Facing Race: A National Conference in St. Louis, MO — November 20-22, 2024

Sia Henry

Senior Program Specialist | Impact Justice
Pronouns: she / her

Sia joined the Restorative Justice Project at Impact Justice in 2014, collaborating with communities to establish pre-charge restorative justice diversion (RJD) programs that, without relying on incarceration, center the needs of those affected by crime and support those responsible in taking accountability. She later left to do conditions of confinement work at the Prison Law Office and then the National Prison Rape Elimination Act Resource Center. In 2020, Sia returned to the Restorative Justice Project, this time leading efforts to dismantle the criminal legal system by supporting communities throughout the East Coast and the South in establishing pre-charge RJD programs.

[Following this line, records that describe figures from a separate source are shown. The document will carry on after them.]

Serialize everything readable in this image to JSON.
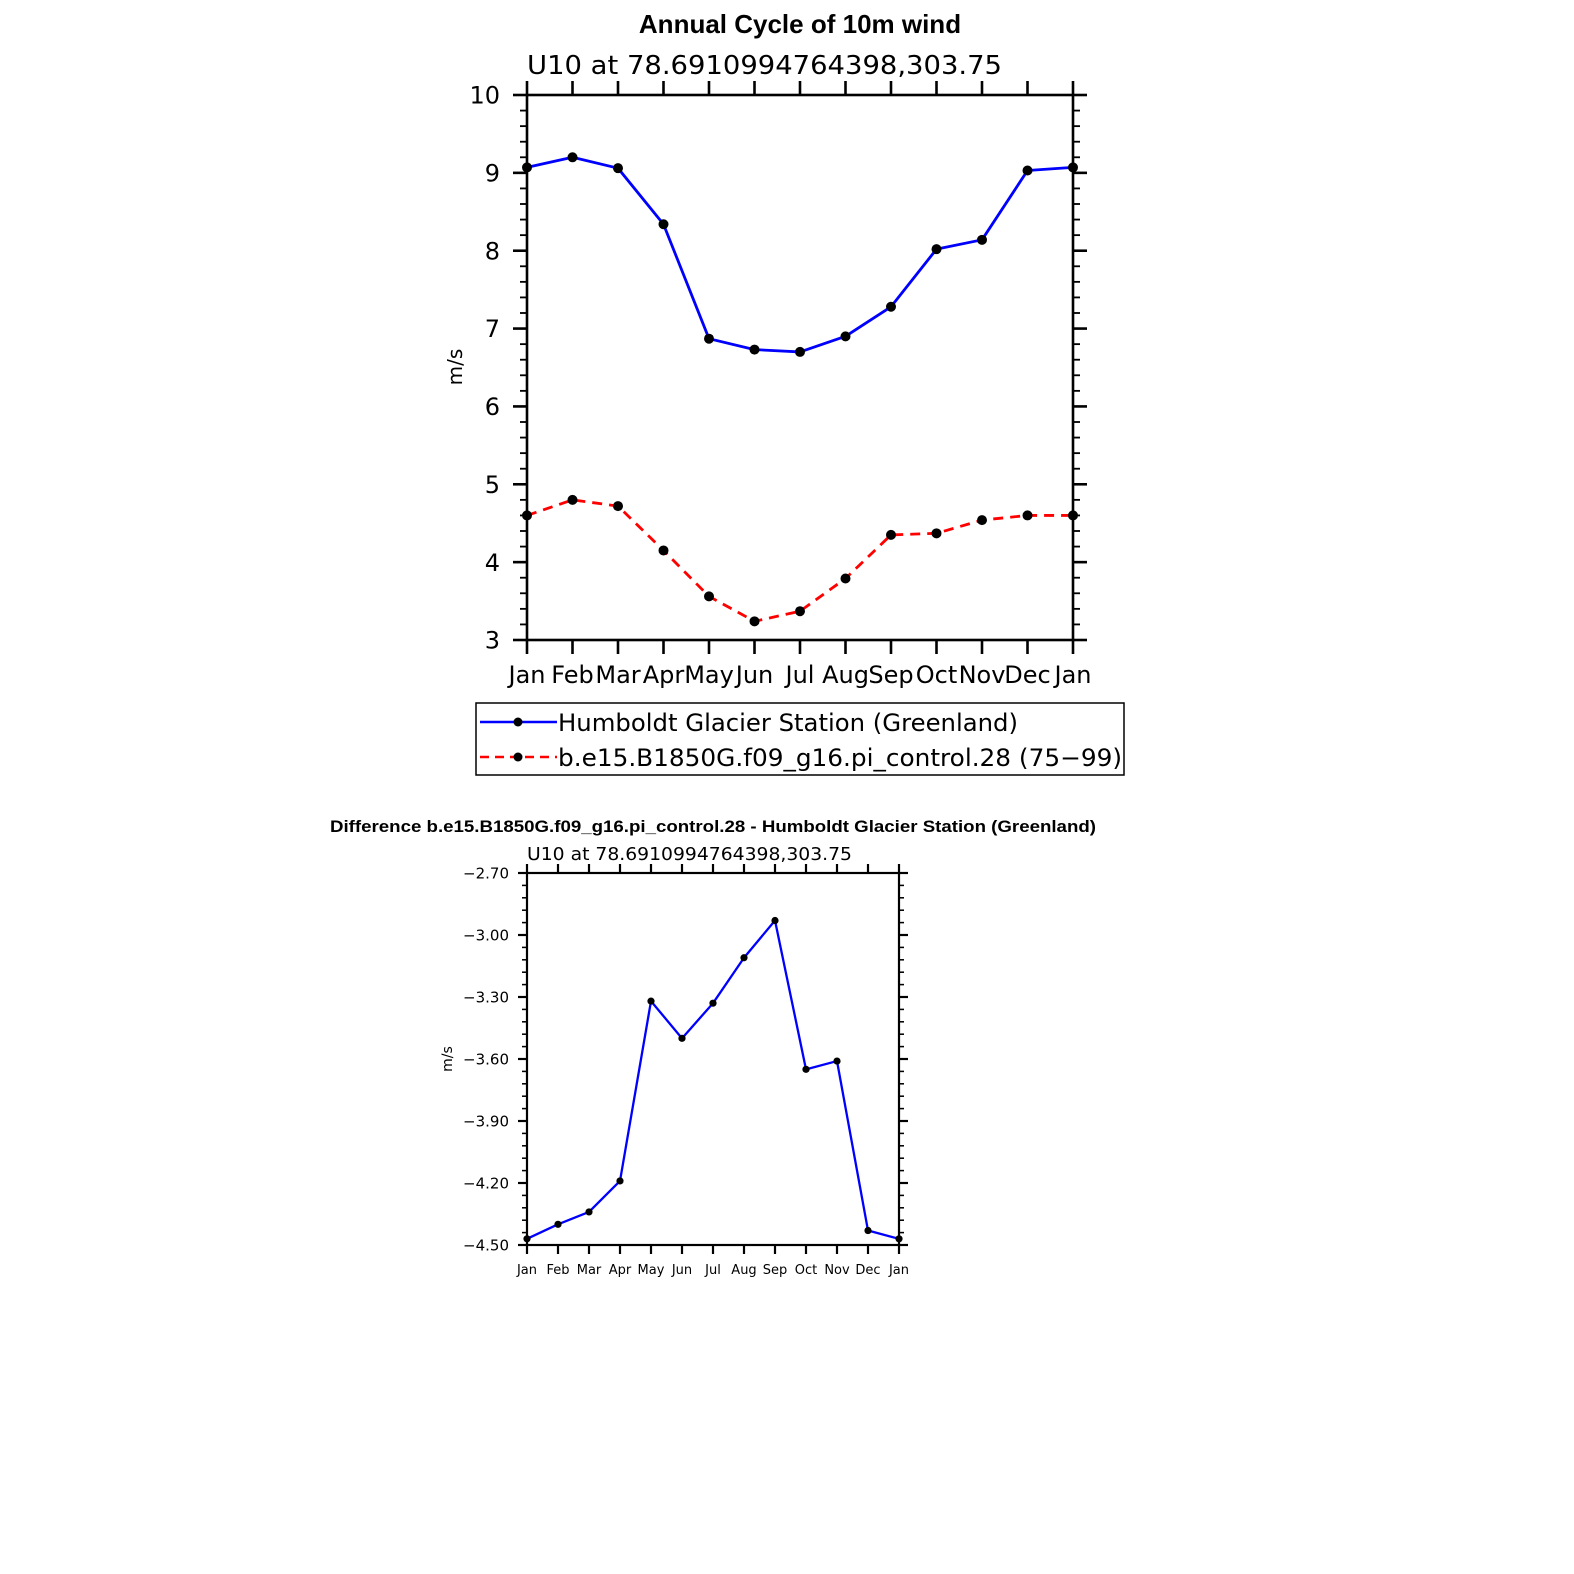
{
  "chart_data": [
    {
      "type": "line",
      "title": "Annual Cycle of 10m wind",
      "subtitle": "U10 at 78.6910994764398,303.75",
      "ylabel": "m/s",
      "xlabel": "",
      "categories": [
        "Jan",
        "Feb",
        "Mar",
        "Apr",
        "May",
        "Jun",
        "Jul",
        "Aug",
        "Sep",
        "Oct",
        "Nov",
        "Dec",
        "Jan"
      ],
      "ylim": [
        3,
        10
      ],
      "yticks": [
        "3",
        "4",
        "5",
        "6",
        "7",
        "8",
        "9",
        "10"
      ],
      "legend_position": "below",
      "series": [
        {
          "name": "Humboldt Glacier Station (Greenland)",
          "color": "#0000ff",
          "dash": "solid",
          "values": [
            9.07,
            9.2,
            9.06,
            8.34,
            6.87,
            6.73,
            6.7,
            6.9,
            7.28,
            8.02,
            8.14,
            9.03,
            9.07
          ]
        },
        {
          "name": "b.e15.B1850G.f09_g16.pi_control.28 (75−99)",
          "color": "#ff0000",
          "dash": "dashed",
          "values": [
            4.6,
            4.8,
            4.72,
            4.15,
            3.56,
            3.24,
            3.37,
            3.79,
            4.35,
            4.37,
            4.54,
            4.6,
            4.6
          ]
        }
      ]
    },
    {
      "type": "line",
      "title": "Difference b.e15.B1850G.f09_g16.pi_control.28 - Humboldt Glacier Station (Greenland)",
      "subtitle": "U10 at 78.6910994764398,303.75",
      "ylabel": "m/s",
      "xlabel": "",
      "categories": [
        "Jan",
        "Feb",
        "Mar",
        "Apr",
        "May",
        "Jun",
        "Jul",
        "Aug",
        "Sep",
        "Oct",
        "Nov",
        "Dec",
        "Jan"
      ],
      "ylim": [
        -4.5,
        -2.7
      ],
      "yticks": [
        "−4.50",
        "−4.20",
        "−3.90",
        "−3.60",
        "−3.30",
        "−3.00",
        "−2.70"
      ],
      "series": [
        {
          "color": "#0000ff",
          "dash": "solid",
          "values": [
            -4.47,
            -4.4,
            -4.34,
            -4.19,
            -3.32,
            -3.5,
            -3.33,
            -3.11,
            -2.93,
            -3.65,
            -3.61,
            -4.43,
            -4.47
          ]
        }
      ]
    }
  ]
}
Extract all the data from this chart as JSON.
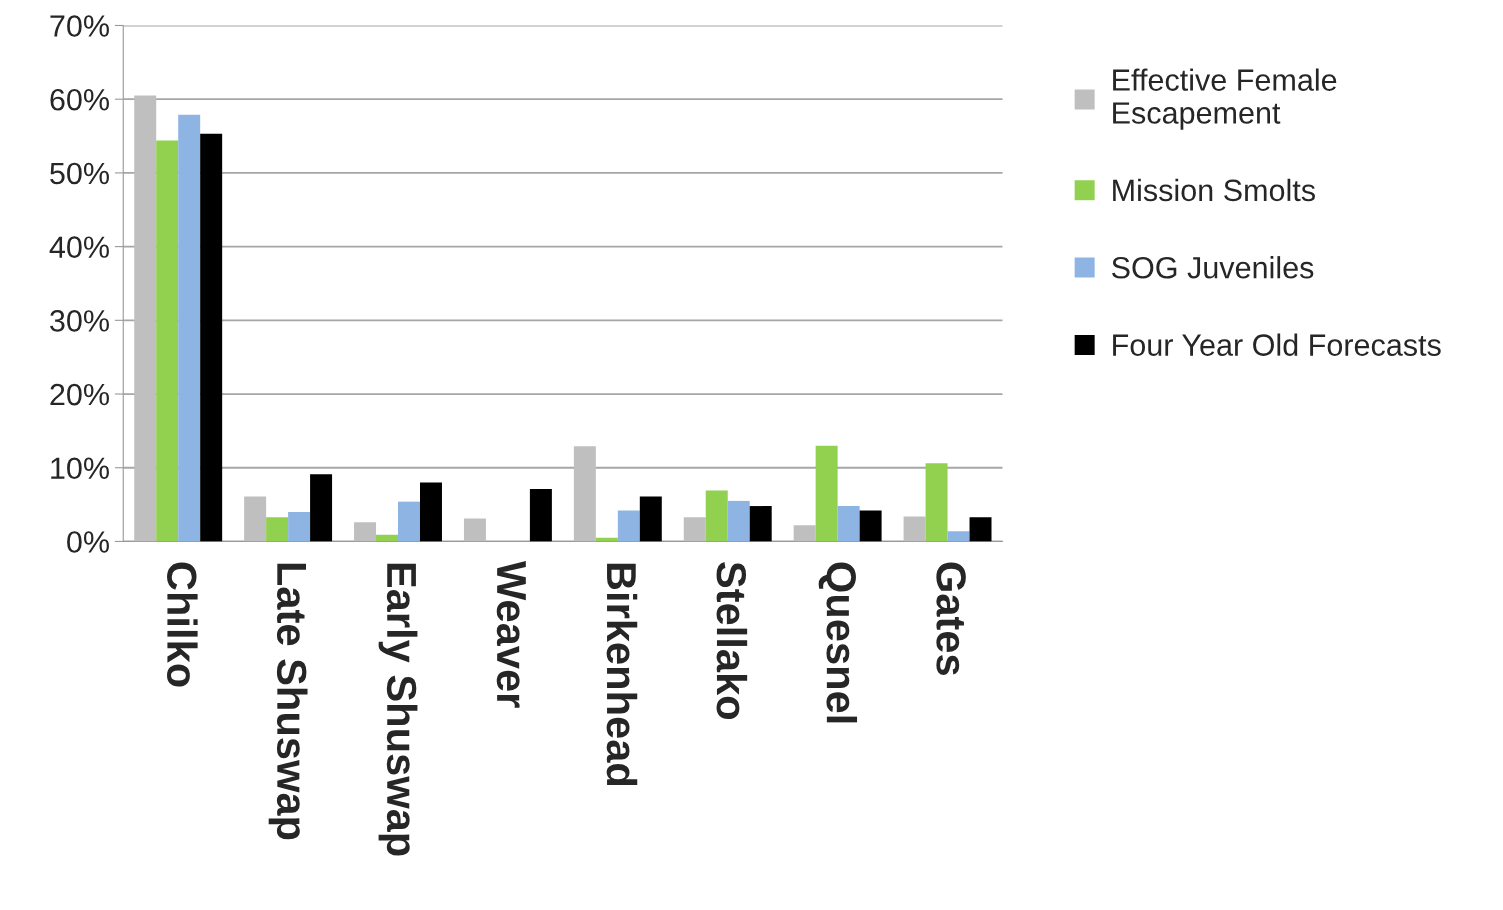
{
  "chart_data": {
    "type": "bar",
    "categories": [
      "Chilko",
      "Late Shuswap",
      "Early Shuswap",
      "Weaver",
      "Birkenhead",
      "Stellako",
      "Quesnel",
      "Gates"
    ],
    "series": [
      {
        "name": "Effective Female\nEscapement",
        "color": "#bfbfbf",
        "values": [
          60.5,
          6.1,
          2.6,
          3.1,
          12.9,
          3.3,
          2.2,
          3.4
        ]
      },
      {
        "name": "Mission Smolts",
        "color": "#92d050",
        "values": [
          54.4,
          3.3,
          0.9,
          0,
          0.5,
          6.9,
          13.0,
          10.6
        ]
      },
      {
        "name": "SOG Juveniles",
        "color": "#8eb4e3",
        "values": [
          57.9,
          4.0,
          5.4,
          0,
          4.2,
          5.5,
          4.8,
          1.4
        ]
      },
      {
        "name": "Four Year Old Forecasts",
        "color": "#000000",
        "values": [
          55.3,
          9.1,
          8.0,
          7.1,
          6.1,
          4.8,
          4.2,
          3.3
        ]
      }
    ],
    "ylim": [
      0,
      70
    ],
    "yticks": [
      {
        "value": 0,
        "label": "0%"
      },
      {
        "value": 10,
        "label": "10%"
      },
      {
        "value": 20,
        "label": "20%"
      },
      {
        "value": 30,
        "label": "30%"
      },
      {
        "value": 40,
        "label": "40%"
      },
      {
        "value": 50,
        "label": "50%"
      },
      {
        "value": 60,
        "label": "60%"
      },
      {
        "value": 70,
        "label": "70%"
      }
    ],
    "grid": "y",
    "legend": "right"
  }
}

Presentations from Facing Race 2020

Returning to Ourselves: Using Restorative Justice to Address Harm, Decentralize Power, and Transform Our Communities

Restorative justice represents a complete paradigm shift from viewing harm as a violation of the law to understanding it as a violation of people and relationships that requires individual, interpersonal, community, and system-wide accountability and healing. This approach is a powerful tool for all communities, especially marginalized and silenced ones, because it offers a system that does not require centralized or concentrated power. With this in mind, we are collaborating with community-based organizations and systems partners in counties across the country to establish pre-charge, restorative justice diversion programs for serious harm. These programs rely on consensus-based plans through face-to-face dialogues to meet survivors’ needs and bring all affected parties into accountability processes that repair and rebuild relationships without reliance on criminalization.

Through this workshop, we will first use slides and images to describe our work supporting communities in creating restorative justice diversion processes to replace the criminalization of youth of color. We will then lead participants through a visioning exercise to imagine what it would look like to live in truly “restorative cities” where, for instance, each individual is valued, people do not call the police when harm occurs, people live in relationship with one another, and there is collective decision making and accountability by all community stakeholders. Finally, participants will break into region-based, small groups to discuss concrete ways they can support each other (perhaps through the creation of regional coalitions) and incorporate restorative justice practices as they take steps towards realizing the types of communities they have envisioned.